Extension News: Celebrating diversity in the 21st century
How many of you remember the Crosby, Stills and Nash song, “Teach your Children Well”? O.K., I must admit that song was a little before my time, but I do remember Whitney Houston echoing these same sentiments in her composition, “The Greatest Love of All.” In this tune, we are reminded that children are indeed our future and it’s imperative that we raise them well and let them lead the way. Now I know the message in both these songs may sound a little cliché, but let’s keep in mind the value that can be found in the lyrics.
As adults, it is our duty to help raise children to be the best they can possibly be by providing them with as much education, culture and life experience as possible. In today’s world, it does not take the census bureau to tell us that demographics are rapidly changing. In fact, the United States has not seen such a rapid change in cultural makeup since the early 1900s during the first major wave of immigration. Experts predict that by the year 2050, nearly one half of the United States will be made up of the population group currently referred to as “minority.”

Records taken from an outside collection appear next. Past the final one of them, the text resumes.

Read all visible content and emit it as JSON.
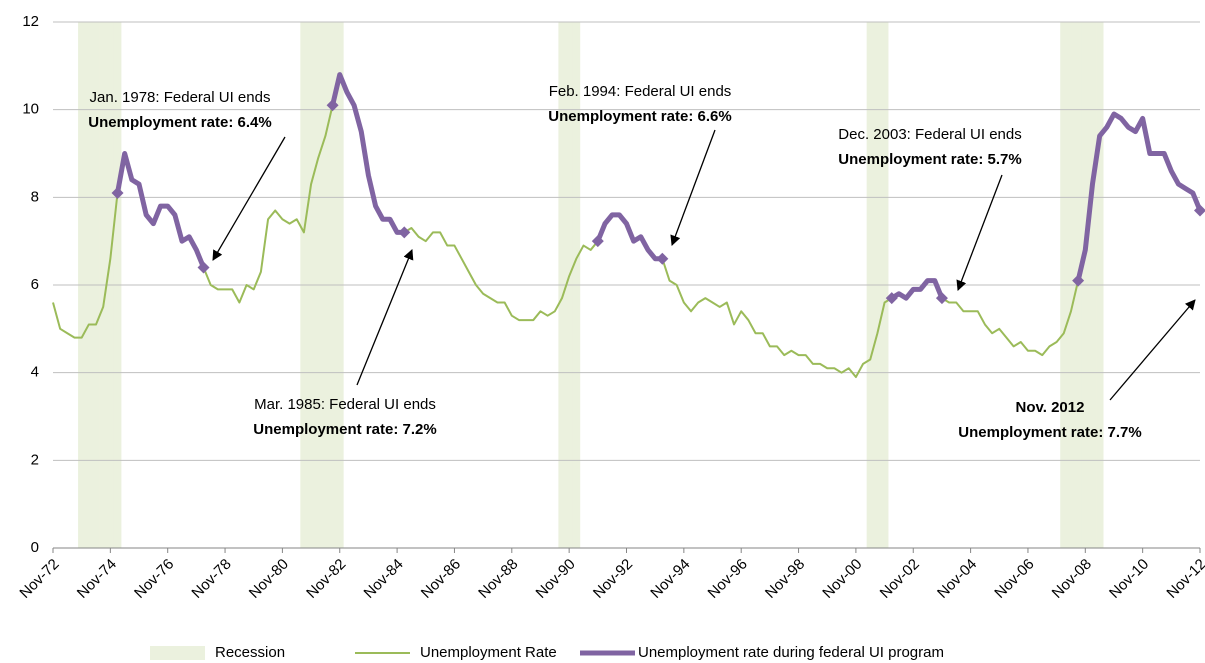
{
  "chart_data": {
    "type": "line",
    "categories": [
      "Nov-72",
      null,
      null,
      null,
      null,
      null,
      null,
      null,
      "Nov-74",
      null,
      null,
      null,
      null,
      null,
      null,
      null,
      "Nov-76",
      null,
      null,
      null,
      null,
      null,
      null,
      null,
      "Nov-78",
      null,
      null,
      null,
      null,
      null,
      null,
      null,
      "Nov-80",
      null,
      null,
      null,
      null,
      null,
      null,
      null,
      "Nov-82",
      null,
      null,
      null,
      null,
      null,
      null,
      null,
      "Nov-84",
      null,
      null,
      null,
      null,
      null,
      null,
      null,
      "Nov-86",
      null,
      null,
      null,
      null,
      null,
      null,
      null,
      "Nov-88",
      null,
      null,
      null,
      null,
      null,
      null,
      null,
      "Nov-90",
      null,
      null,
      null,
      null,
      null,
      null,
      null,
      "Nov-92",
      null,
      null,
      null,
      null,
      null,
      null,
      null,
      "Nov-94",
      null,
      null,
      null,
      null,
      null,
      null,
      null,
      "Nov-96",
      null,
      null,
      null,
      null,
      null,
      null,
      null,
      "Nov-98",
      null,
      null,
      null,
      null,
      null,
      null,
      null,
      "Nov-00",
      null,
      null,
      null,
      null,
      null,
      null,
      null,
      "Nov-02",
      null,
      null,
      null,
      null,
      null,
      null,
      null,
      "Nov-04",
      null,
      null,
      null,
      null,
      null,
      null,
      null,
      "Nov-06",
      null,
      null,
      null,
      null,
      null,
      null,
      null,
      "Nov-08",
      null,
      null,
      null,
      null,
      null,
      null,
      null,
      "Nov-10",
      null,
      null,
      null,
      null,
      null,
      null,
      null,
      "Nov-12"
    ],
    "series": [
      {
        "name": "Recession",
        "type": "bar",
        "color": "#ebf1de",
        "values": [
          null,
          null,
          null,
          null,
          12,
          12,
          12,
          12,
          12,
          12,
          null,
          null,
          null,
          null,
          null,
          null,
          null,
          null,
          null,
          null,
          null,
          null,
          null,
          null,
          null,
          null,
          null,
          null,
          null,
          null,
          null,
          null,
          null,
          null,
          null,
          12,
          12,
          12,
          12,
          12,
          12,
          null,
          null,
          null,
          null,
          null,
          null,
          null,
          null,
          null,
          null,
          null,
          null,
          null,
          null,
          null,
          null,
          null,
          null,
          null,
          null,
          null,
          null,
          null,
          null,
          null,
          null,
          null,
          null,
          null,
          null,
          12,
          12,
          12,
          null,
          null,
          null,
          null,
          null,
          null,
          null,
          null,
          null,
          null,
          null,
          null,
          null,
          null,
          null,
          null,
          null,
          null,
          null,
          null,
          null,
          null,
          null,
          null,
          null,
          null,
          null,
          null,
          null,
          null,
          null,
          null,
          null,
          null,
          null,
          null,
          null,
          null,
          null,
          null,
          12,
          12,
          12,
          null,
          null,
          null,
          null,
          null,
          null,
          null,
          null,
          null,
          null,
          null,
          null,
          null,
          null,
          null,
          null,
          null,
          null,
          null,
          null,
          null,
          null,
          null,
          null,
          12,
          12,
          12,
          12,
          12,
          12,
          null,
          null,
          null,
          null,
          null,
          null,
          null,
          null,
          null,
          null,
          null,
          null,
          null,
          null
        ]
      },
      {
        "name": "Unemployment Rate",
        "type": "line",
        "color": "#9bbb59",
        "values": [
          5.6,
          5.0,
          4.9,
          4.8,
          4.8,
          5.1,
          5.1,
          5.5,
          6.6,
          8.1,
          9.0,
          8.4,
          8.3,
          7.6,
          7.4,
          7.8,
          7.8,
          7.6,
          7.0,
          7.1,
          6.8,
          6.4,
          6.0,
          5.9,
          5.9,
          5.9,
          5.6,
          6.0,
          5.9,
          6.3,
          7.5,
          7.7,
          7.5,
          7.4,
          7.5,
          7.2,
          8.3,
          8.9,
          9.4,
          10.1,
          10.8,
          10.4,
          10.1,
          9.5,
          8.5,
          7.8,
          7.5,
          7.5,
          7.2,
          7.2,
          7.3,
          7.1,
          7.0,
          7.2,
          7.2,
          6.9,
          6.9,
          6.6,
          6.3,
          6.0,
          5.8,
          5.7,
          5.6,
          5.6,
          5.3,
          5.2,
          5.2,
          5.2,
          5.4,
          5.3,
          5.4,
          5.7,
          6.2,
          6.6,
          6.9,
          6.8,
          7.0,
          7.4,
          7.6,
          7.6,
          7.4,
          7.0,
          7.1,
          6.8,
          6.6,
          6.6,
          6.1,
          6.0,
          5.6,
          5.4,
          5.6,
          5.7,
          5.6,
          5.5,
          5.6,
          5.1,
          5.4,
          5.2,
          4.9,
          4.9,
          4.6,
          4.6,
          4.4,
          4.5,
          4.4,
          4.4,
          4.2,
          4.2,
          4.1,
          4.1,
          4.0,
          4.1,
          3.9,
          4.2,
          4.3,
          4.9,
          5.6,
          5.7,
          5.8,
          5.7,
          5.9,
          5.9,
          6.1,
          6.1,
          5.7,
          5.6,
          5.6,
          5.4,
          5.4,
          5.4,
          5.1,
          4.9,
          5.0,
          4.8,
          4.6,
          4.7,
          4.5,
          4.5,
          4.4,
          4.6,
          4.7,
          4.9,
          5.4,
          6.1,
          6.8,
          8.3,
          9.4,
          9.6,
          9.9,
          9.8,
          9.6,
          9.5,
          9.8,
          9.0,
          9.0,
          9.0,
          8.6,
          8.3,
          8.2,
          8.1,
          7.7
        ]
      },
      {
        "name": "Unemployment rate during federal UI program",
        "type": "line",
        "color": "#8064a2",
        "values": [
          null,
          null,
          null,
          null,
          null,
          null,
          null,
          null,
          null,
          8.1,
          9.0,
          8.4,
          8.3,
          7.6,
          7.4,
          7.8,
          7.8,
          7.6,
          7.0,
          7.1,
          6.8,
          6.4,
          null,
          null,
          null,
          null,
          null,
          null,
          null,
          null,
          null,
          null,
          null,
          null,
          null,
          null,
          null,
          null,
          null,
          10.1,
          10.8,
          10.4,
          10.1,
          9.5,
          8.5,
          7.8,
          7.5,
          7.5,
          7.2,
          7.2,
          null,
          null,
          null,
          null,
          null,
          null,
          null,
          null,
          null,
          null,
          null,
          null,
          null,
          null,
          null,
          null,
          null,
          null,
          null,
          null,
          null,
          null,
          null,
          null,
          null,
          null,
          7.0,
          7.4,
          7.6,
          7.6,
          7.4,
          7.0,
          7.1,
          6.8,
          6.6,
          6.6,
          null,
          null,
          null,
          null,
          null,
          null,
          null,
          null,
          null,
          null,
          null,
          null,
          null,
          null,
          null,
          null,
          null,
          null,
          null,
          null,
          null,
          null,
          null,
          null,
          null,
          null,
          null,
          null,
          null,
          null,
          null,
          5.7,
          5.8,
          5.7,
          5.9,
          5.9,
          6.1,
          6.1,
          5.7,
          null,
          null,
          null,
          null,
          null,
          null,
          null,
          null,
          null,
          null,
          null,
          null,
          null,
          null,
          null,
          null,
          null,
          null,
          6.1,
          6.8,
          8.3,
          9.4,
          9.6,
          9.9,
          9.8,
          9.6,
          9.5,
          9.8,
          9.0,
          9.0,
          9.0,
          8.6,
          8.3,
          8.2,
          8.1,
          7.7
        ]
      }
    ],
    "ylim": [
      0,
      12
    ],
    "yticks": [
      0,
      2,
      4,
      6,
      8,
      10,
      12
    ],
    "grid": true,
    "annotations": [
      {
        "lines": [
          "Jan. 1978: Federal UI ends",
          "Unemployment rate: 6.4%"
        ]
      },
      {
        "lines": [
          "Mar. 1985: Federal UI ends",
          "Unemployment rate: 7.2%"
        ]
      },
      {
        "lines": [
          "Feb. 1994: Federal UI ends",
          "Unemployment rate: 6.6%"
        ]
      },
      {
        "lines": [
          "Dec. 2003: Federal UI ends",
          "Unemployment rate: 5.7%"
        ]
      },
      {
        "lines": [
          "Nov. 2012",
          "Unemployment rate: 7.7%"
        ]
      }
    ]
  }
}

So what can parents do to prepare their kids for life in the 21st century? One way is to be active in their children’s lives and be a good role model for acceptance of other cultures. Parents can start by being active in groups such as the PTA or other school organizations. Working positively and openly with people of different cultural and ethnic backgrounds sets a good example for children to follow.
It is important, however, that this behavior is not limited solely to school. Parents can also concentrate on carrying this mentality over to their homes. When buying dolls, books and toys for children, try to keep diversity in mind. Listen to your kids when they talk with you about their school day, and encourage them to treat each of their classmates with respect and equality. Take the time to acquaint yourself and your family with people of other races and ethnic groups to avoid stereotyping. Watching television shows or movies with your kids that accurately deal with racial issues can also encourage them to appreciate other cultures as well. And, most importantly, it will benefit kids immensely when adults take the time to re-evaluate their own attitudes and work through any stereotypes and prejudices they may have.
It’s wonderful to take pride in one’s own heritage, but it’s becoming increasingly important to celebrate other cultures as well. In order to function effectively in this modern era, we must reach beyond our cultural borders and work to foster understanding among all people. With a little awareness and respect for all people, we can make the future a better place for everyone.
Resources used were from a piece titled “What is Multiculturalism?”, an interview with Dr. James A. Banks, professor of education and director of the Center for Multicultural Education at the University of Washington, and from “Bringing Up Open Minded Kids” on Family Education.com.
Bill Stone is 4-H Youth Development Agent for North Carolina Cooperative Extension in Lee County.